The program did provide a key lifeline to businesses. Even without forgiveness, businesses who took the loans got a good deal, with a low 1% interest rate and access to funding at a time when many businesses were in crisis. And most still credit the loans with keeping their business alive, even as they now grapple with repayment.
Lisa Schroeder, the owner of Mother’s Bistro & Bar in downtown Portland, applied for a loan through the Paycheck Protection Program in May 2020, even though her restaurant was closed at the time and she knew she would not spend 60% of the funding on payroll. She had already tried to-go meal service to keep staff working, but said that lost about $20,000 a month.
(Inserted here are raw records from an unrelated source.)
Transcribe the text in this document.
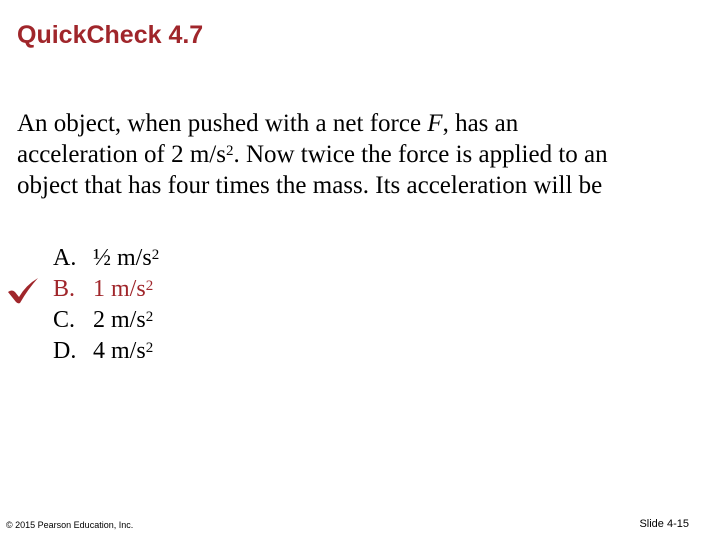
QuickCheck 4.7
An object, when pushed with a net force F, has an
acceleration of 2 $m/s^2$. Now twice the force is applied to an
object that has four times the mass. Its acceleration will be
A. ½ $m/s^2$
B. 1 $m/s^2$
C. 2 $m/s^2$
D. 4 $m/s^2$
© 2015 Pearson Education, Inc.	Slide 4-15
Without an infusion of money, Schroeder said, there was no way she would have been able to keep up with bills and the rent she owed on two properties – she had taken a risk the year before by moving her restaurant to a larger location in downtown.
She hoped that the Small Business Administration would ultimately ease the requirements for loan forgiveness, but figured a low-interest loan would be better than nothing at a time when her business was simply fighting for survival. She ultimately received two loans through the program totaling $1.4 million.
“I was willing to roll the dice,” Schroeder said. “Either way, I was going to be in debt. I was just hoping for the best.”
Last summer, everything changed for Schroeder when Mother’s received $4.9 million from the Restaurant Revitalization Fund, another federal pandemic aid program. She used some of the money to start repaying her Paycheck Protection Program loan when the first payments came due last year, and the cash gave her the leeway to give her staff raises – even though foot traffic downtown hasn’t recovered and the restaurant is still only open four days a week.
More than 2,300 Oregon restaurants received funding through the Restaurant Revitalization Fund, but thousands of others weren’t as lucky because the program quickly ran out of funds.
“The only reason I’m able to breathe is because of the Restaurant Revitalization Fund,” Schroeder said. “It was a godsend.”
As some Oregon businesses begin to repay their Paycheck Protection Program loans, others are still waiting to find out whether theirs will be forgiven.
Carl Balog, the medical director at Portland Pain and Spine in Tigard, received two loans through the Paycheck Protection Program totaling more than $173,000. The money was a lifesaver, he said. The clinic’s revenue dropped by 50% during the first six months of the pandemic after Gov. Kate Brown ordered health care providers to cease all non-emergency procedures. The loan enabled Balog to continue to pay his staff and keep the clinic open to patients in need of immediate medical attention.
He said he applied for forgiveness for his first loan last summer, but his application is still being processed. He said he has called and emailed Kabbage, the online lender that gave him the loan, multiple times looking for an update but hasn’t heard back.
An analysis of 2020 Paycheck Protection Program loans by the Miami Herald recently found that Kabbage had the worst rate of forgiveness of any major lender in the program.
Balog anticipates that his loan will ultimately be forgiven because he followed the requirements set by the Small Business Administration. In the meantime, though, he has been left in a state of uncertainty.
While business has picked up since the early days of the pandemic, Balog said the clinic is still recovering from two years of slashed revenue. Progress the practice made in the interim was set back by having to delay procedures when the delta and omicron variants of COVID-19 caused cases to spike.
Having to repay the federal loans would be another major setback for the business financially.
“I needed those loans as badly as I now need them to be forgiven,” Balog said.